Cool. And of those, people who code who aren’t coders write python, js and php.

Ok, I’m imagining an Excel user. Why would they even code anything, if not macros?

To the undergrad student on their first day of coding ever - does it really matter that much to them whether their first app is one line of six lines? Beginners rarely complain about boilerplate, it’s usually the advanced users after they had to write it a hundred times.

It is usually the experienced coder who writes code to process data. Others import their data into Excel.

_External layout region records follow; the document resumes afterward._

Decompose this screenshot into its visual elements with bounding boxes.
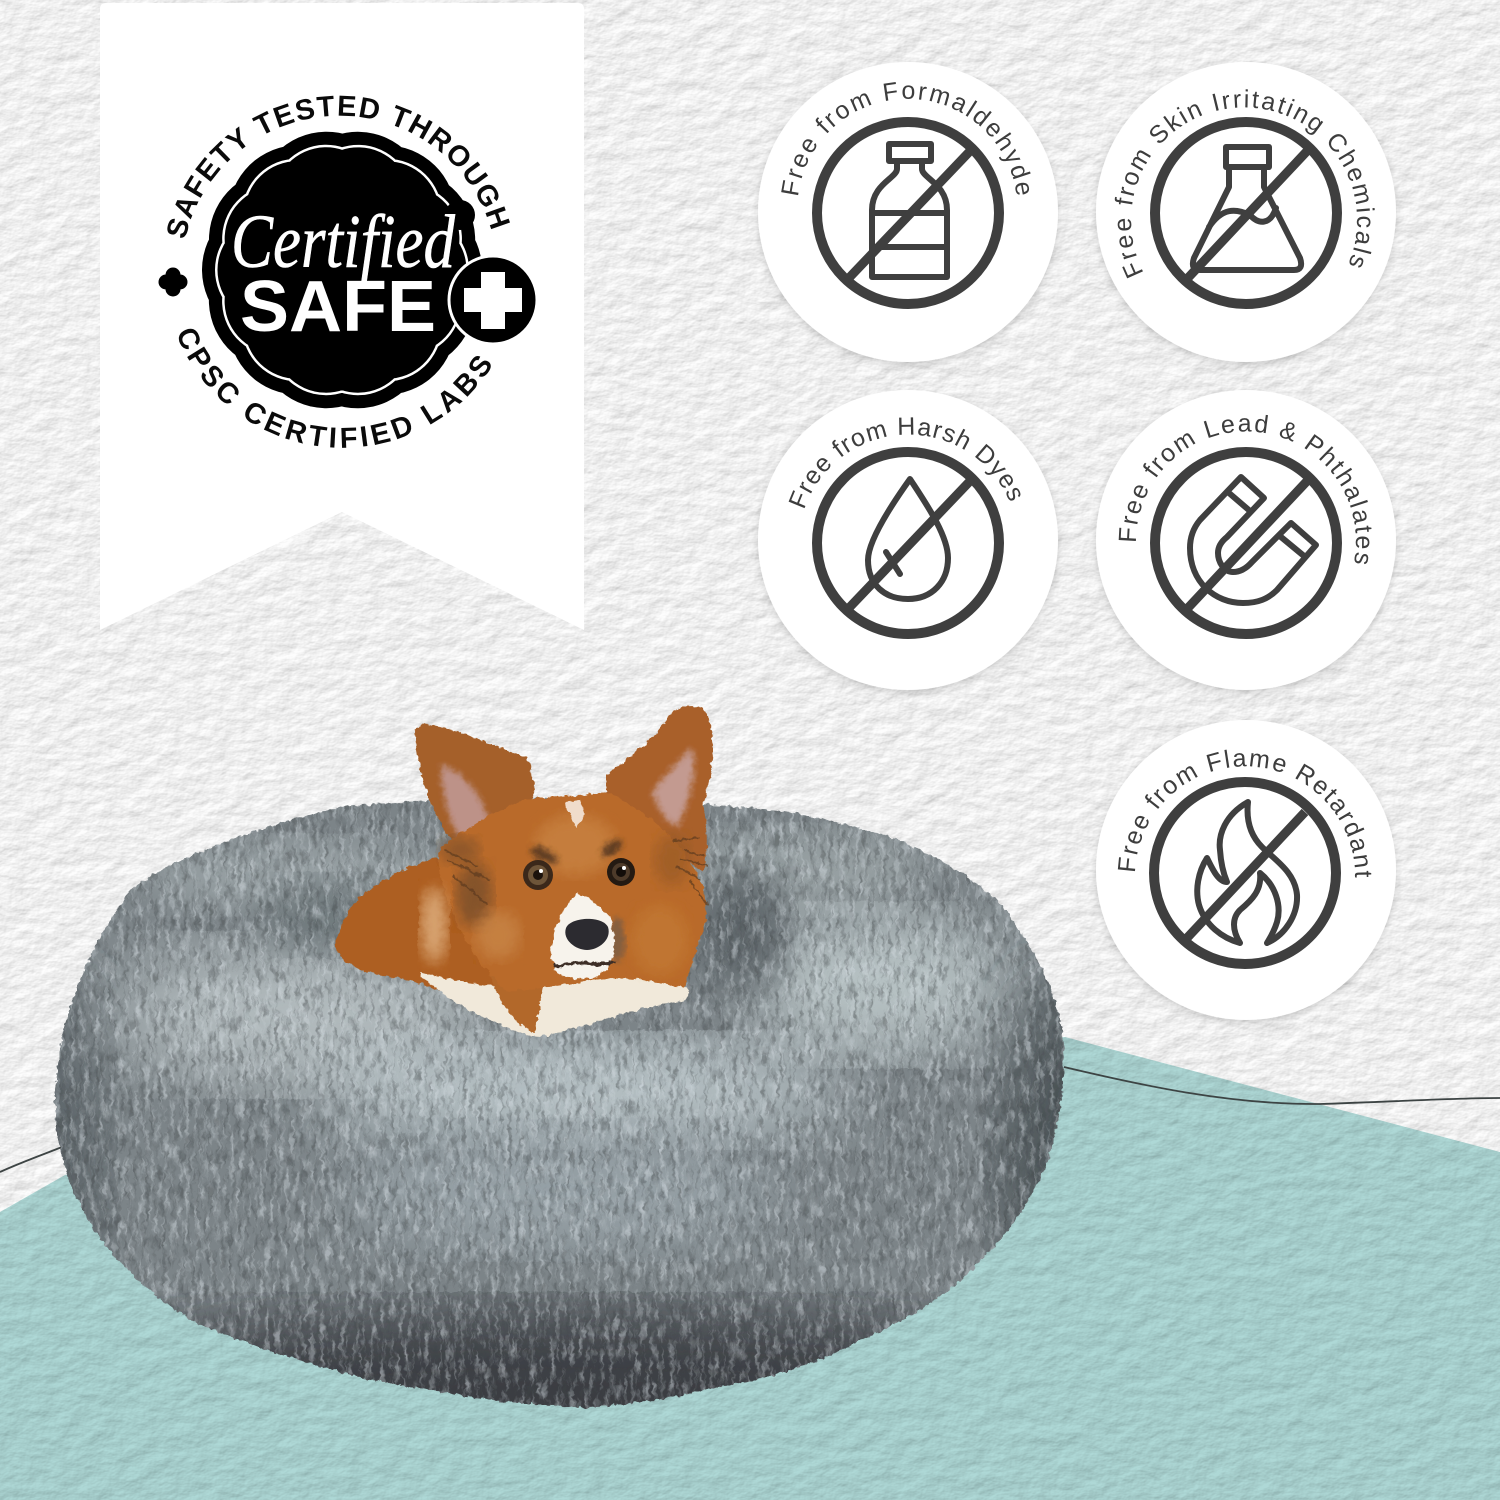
brown neck wedge [490, 975, 545, 1032]
badge: free from lead and phthalates [1093, 390, 1399, 696]
dog bed: front roll over dog [53, 941, 1064, 1408]
right ear [606, 706, 712, 872]
label: Free from Harsh Dyes [788, 417, 1020, 508]
white ribbon banner [100, 3, 584, 630]
thin cable line [0, 1067, 1500, 1172]
badge text: top arc: SAFETY TESTED THROUGH [167, 96, 510, 238]
plus icon [449, 256, 537, 344]
muzzle [551, 893, 614, 979]
brow marks [528, 836, 625, 867]
badge: free from harsh dyes [755, 390, 1061, 696]
teal floor shape [0, 1037, 1500, 1500]
dog bed: back [0, 790, 1170, 1490]
chest [418, 972, 690, 1042]
icon: drop [817, 452, 999, 634]
label: Free from Lead & Phthalates [1118, 414, 1372, 564]
right inner ear [652, 748, 694, 828]
badge text: bottom arc: CPSC CERTIFIED LABS [178, 328, 491, 448]
nose [565, 919, 609, 950]
label: Free from Formaldehyde [781, 82, 1031, 196]
left ear [415, 724, 534, 860]
badge: free from formaldehyde [755, 62, 1061, 368]
icon: magnet [1155, 452, 1337, 634]
scalloped seal [217, 145, 475, 395]
icon: flask [1155, 122, 1337, 304]
label: Free from Flame Retardant [1118, 750, 1372, 878]
head shading [421, 815, 690, 975]
head [439, 792, 706, 990]
badge: free from skin irritating chemicals [1093, 62, 1399, 368]
eyes [523, 858, 635, 890]
badge: free from flame retardant [1093, 720, 1399, 1026]
left inner ear [441, 765, 491, 842]
icon: flame [1154, 782, 1336, 964]
icon: bottle [817, 122, 999, 304]
clover icon [158, 268, 188, 296]
label: Free from Skin Irritating Chemicals [1114, 89, 1375, 278]
dog [335, 706, 712, 1042]
certified safe badge [158, 96, 536, 448]
certified script: Certified [231, 200, 456, 284]
forehead blaze [565, 800, 584, 827]
fur strands [445, 838, 708, 905]
safe wordmark: SAFE [240, 267, 436, 347]
mouth [552, 962, 615, 966]
dog body [335, 858, 540, 1030]
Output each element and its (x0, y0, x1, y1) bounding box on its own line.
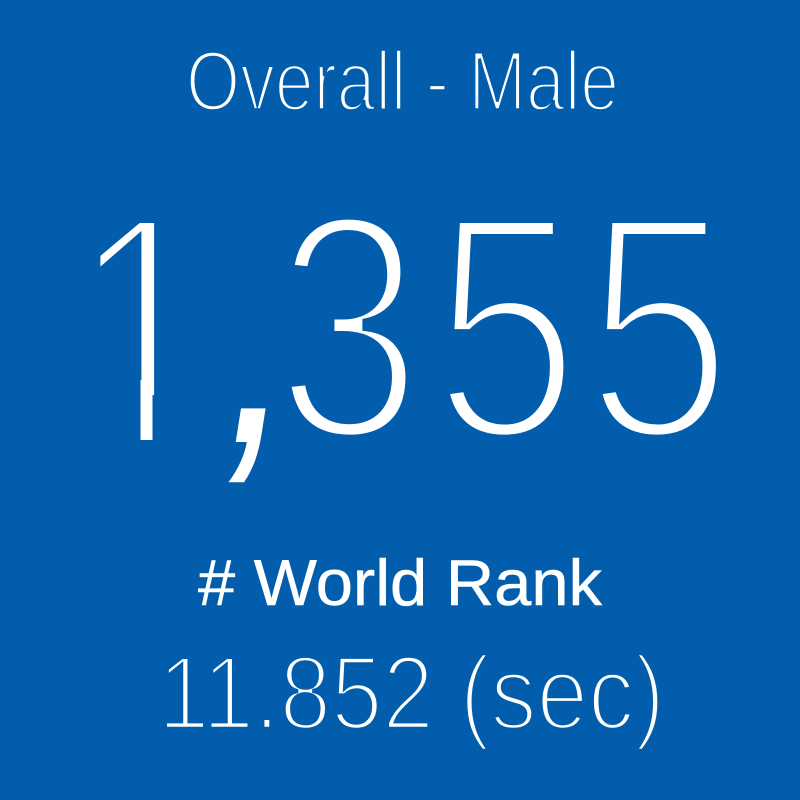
big number: , (224, 158, 296, 510)
big number: 1 (70, 147, 217, 507)
title: Overall - Male (186, 34, 619, 128)
big number: 5 (585, 147, 732, 507)
big number: 3 (276, 147, 422, 507)
big number (70, 147, 732, 510)
big number: 5 (433, 147, 580, 507)
time value: 11.852 (sec) (158, 635, 665, 752)
label: world rank: # World Rank (198, 546, 603, 619)
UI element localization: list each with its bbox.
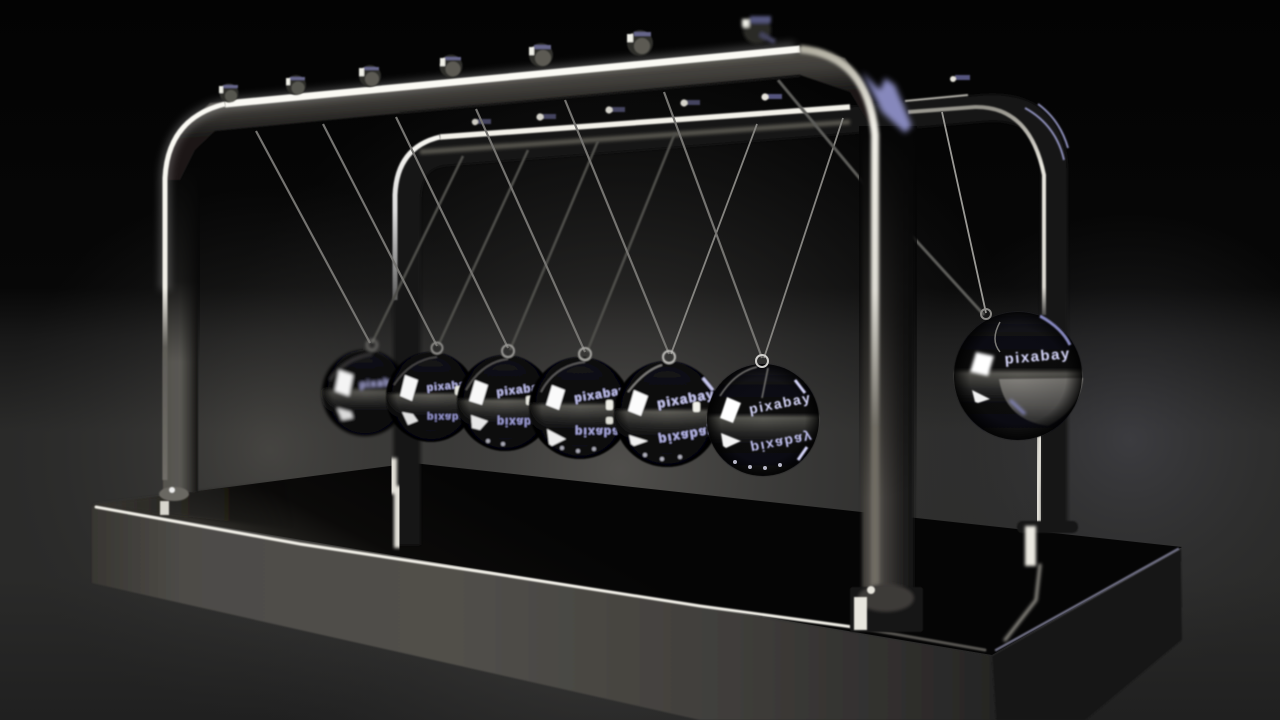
ball 7 swung out bbox=[954, 309, 1083, 440]
reflection of the horizon bbox=[999, 378, 1083, 426]
screw 5 bbox=[529, 43, 553, 67]
ball 5: pixabay bbox=[657, 423, 717, 448]
ball 7 swung out: pixabay bbox=[1004, 345, 1071, 368]
screw 3 bbox=[359, 65, 381, 87]
front frame glow bbox=[165, 47, 795, 290]
front frame left leg bbox=[163, 170, 198, 492]
blue reflection on the front bend bbox=[862, 72, 912, 133]
back frame lower band bbox=[420, 122, 850, 152]
screw 6 bbox=[627, 30, 653, 56]
bar underside line bbox=[400, 76, 800, 113]
back strings bbox=[372, 133, 675, 352]
base side face bbox=[992, 549, 1182, 720]
blue reflection on the back bend bbox=[1025, 104, 1068, 160]
screw 1 bbox=[219, 84, 238, 102]
screw 7 bbox=[742, 16, 775, 44]
front frame right leg bbox=[862, 130, 914, 592]
back frame lower left leg bbox=[393, 458, 398, 548]
back leg foot bbox=[1017, 521, 1078, 566]
back frame bbox=[393, 95, 1068, 548]
ball 1: pixabay bbox=[359, 376, 404, 391]
ball 3: pixabay bbox=[496, 381, 547, 399]
ball 1 bbox=[322, 340, 408, 436]
ball 6 bbox=[707, 355, 819, 476]
back frame screws bbox=[472, 75, 970, 125]
front frame top highlight bbox=[225, 49, 800, 104]
front right foot bbox=[850, 584, 923, 632]
base of the cradle bbox=[92, 463, 1182, 720]
ball 2 bbox=[386, 342, 476, 442]
ball 4 bbox=[529, 348, 631, 459]
balls bbox=[322, 309, 1083, 476]
ball 3: pixabay bbox=[497, 415, 547, 427]
strings bbox=[256, 80, 986, 358]
ball 4: pixabay bbox=[573, 383, 628, 405]
ball 6: pixabay bbox=[749, 429, 815, 457]
front frame screws bbox=[219, 16, 775, 102]
swung ball strings bbox=[778, 80, 984, 315]
front frame left highlight bbox=[165, 104, 225, 480]
ball 6: pixabay bbox=[748, 389, 813, 417]
screw 2 bbox=[286, 75, 306, 95]
screw 4 bbox=[440, 54, 462, 78]
back frame lower right leg bbox=[1044, 435, 1068, 525]
base edge highlights bbox=[96, 507, 1178, 650]
front frame bar bbox=[165, 47, 873, 180]
ball 5 bbox=[614, 351, 720, 467]
back frame tube bbox=[407, 108, 1054, 545]
front left foot bbox=[159, 487, 189, 515]
base top surface bbox=[92, 463, 1182, 655]
ball 2: pixabay bbox=[426, 378, 473, 394]
front frame right highlight bbox=[800, 49, 875, 590]
back frame highlight bbox=[395, 137, 440, 300]
ball 3 bbox=[457, 345, 553, 451]
front frame bbox=[161, 47, 917, 592]
ball 5: pixabay bbox=[656, 386, 716, 411]
front strings bbox=[256, 92, 762, 358]
ball 4: pixabay bbox=[575, 425, 628, 439]
ball 2: pixabay bbox=[427, 411, 473, 423]
chain reflection bbox=[733, 460, 782, 470]
base front face bbox=[92, 506, 996, 720]
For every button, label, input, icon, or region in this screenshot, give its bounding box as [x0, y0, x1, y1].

This is going to be my last reply on this topic. I want as many people as possible to use scala, from people engineering critical business components through to people who write a bit of code half way through working through their end of year accounts, and I want as few people as possible to be put off from using scala when they first try it out. I’ve watched people walk away from coding before they even really start because their first experience involved barriers to entry. And I’ve seen people take to it right away because they could type a sum into the javascript console in their browser, and right away get the computer to do fun things. You get casual adoption by making the casual experience rewarding. That means getting rid of everything you can that delays gratification or gives an opportunity for mistyping boilerplate to make it fail.